Open-ended questions are a key part of obtaining valuable feedback from the patient. That being said, you need to be careful never to start an encounter by asking how they are today as it puts the patient in the position of responding with “fine’ even when they are not. Rather, it’s best to ask “how can I help you today?” This empowers the patient to define the conversation. It’s imperative that you give them time to finish replying and stay engaged physically as well as through eye contact and occasionally nodding that you understand.

Save any questions that you have for when they have finished as they will often tell you most of what you need to know within two minutes. At this point use the words of the patient to flesh out more information. For instance, “tell me more about…”

 

(3) Acknowledge patient emotions.

It’s important to verbally acknowledge a patient’s emotions to establish a level of empathy and trust so that they feel comfortable telling you more. Be sure to summarize what you’ve heard and normalize their feelings by relating how others and even you may have felt the same way. This is a crucial part of establishing rapport with the patient as a person rather than a condition or list of symptoms.

(4) Use clear, direct words free of jargon.

When relating a patient assessment, treatment protocol, or diagnosis, it’s important to use clear and direct language that is as free of medical jargon as possible. In any case, be sure to leave pauses in the conversation to be sure that the patient understands and is processing what you are saying.

Once you have finished, be sure that they understand by asking them another open-ended question such as “How does this fit with what you’ve been thinking about your condition?” This question can avoid misunderstandings and encourages the patient to verbalize any concerns, misgivings or unclear perspectives they may have that they might have been hesitant to share

(5) Empower the patient through effective questions.

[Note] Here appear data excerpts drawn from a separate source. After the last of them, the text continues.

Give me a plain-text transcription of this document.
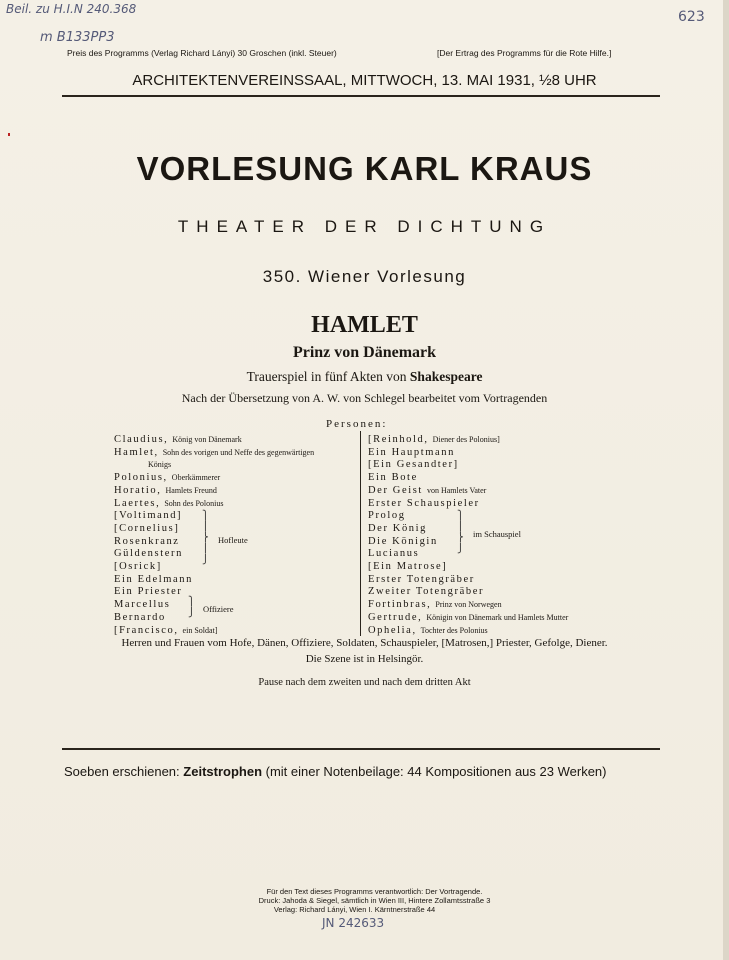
Beil. zu H.I.N 240.368
m B133PP3
623
Preis des Programms (Verlag Richard Lányi) 30 Groschen (inkl. Steuer)	[Der Ertrag des Programms für die Rote Hilfe.]
ARCHITEKTENVEREINSSAAL, MITTWOCH, 13. MAI 1931, ½8 UHR
VORLESUNG KARL KRAUS
THEATER DER DICHTUNG
350. Wiener Vorlesung
HAMLET
Prinz von Dänemark
Trauerspiel in fünf Akten von Shakespeare
Nach der Übersetzung von A. W. von Schlegel bearbeitet vom Vortragenden
Personen:
Claudius, König von Dänemark
Hamlet, Sohn des vorigen und Neffe des gegenwärtigen
Königs
Polonius, Oberkämmerer
Horatio, Hamlets Freund
Laertes, Sohn des Polonius
[Voltimand]
[Cornelius]
Rosenkranz
Güldenstern
[Osrick]
Ein Edelmann
Ein Priester
Marcellus
Bernardo
[Francisco, ein Soldat]
[Reinhold, Diener des Polonius]
Ein Hauptmann
[Ein Gesandter]
Ein Bote
Der Geist von Hamlets Vater
Erster Schauspieler
Prolog
Der König
Die Königin
Lucianus
[Ein Matrose]
Erster Totengräber
Zweiter Totengräber
Fortinbras, Prinz von Norwegen
Gertrude, Königin von Dänemark und Hamlets Mutter
Ophelia, Tochter des Polonius
⎫
⎪
⎬
⎪
⎭
Hofleute
⎫
⎭ Offiziere
⎫
⎪
⎬
⎭
im Schauspiel
Herren und Frauen vom Hofe, Dänen, Offiziere, Soldaten, Schauspieler, [Matrosen,] Priester, Gefolge, Diener.
Die Szene ist in Helsingör.
Pause nach dem zweiten und nach dem dritten Akt
Soeben erschienen: Zeitstrophen (mit einer Notenbeilage: 44 Kompositionen aus 23 Werken)
Für den Text dieses Programms verantwortlich: Der Vortragende.
Druck: Jahoda & Siegel, sämtlich in Wien III, Hintere Zollamtsstraße 3
Verlag: Richard Lányi, Wien I. Kärntnerstraße 44
JN 242633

As we stated earlier, the patient is actually the most in control of their health, so it’s important to empower them to follow treatment protocols and medication regimens through effective questions. The goal is to not only provide them with a full understanding of benefits, potential obstacles and risks, but to offer a specific time-frame for reevaluation and results.

You can gain valuable feedback and motivate patients to follow through by asking effective questions tied to the treatment program. This can include questions like: “How important do you think it is to do these things?” and, “How confident are you that you can do these things?” These two questions often uncover unknown barriers or motivators so that you and the patient have an opportunity to further tailor the treatment plan.

Regardless of your discipline as a healthcare professional and the environment in which you work, a never-ending line of patients can make it difficult to get the best feedback from each patient in order to achieve the best health outcomes. By centering the conversation on the patient and using these five methods, you can set the stage to get them to open up and share their thoughts. This level of patient-centered communication sets the stage for getting the valuable feedback that you need to be more effective in their treatment.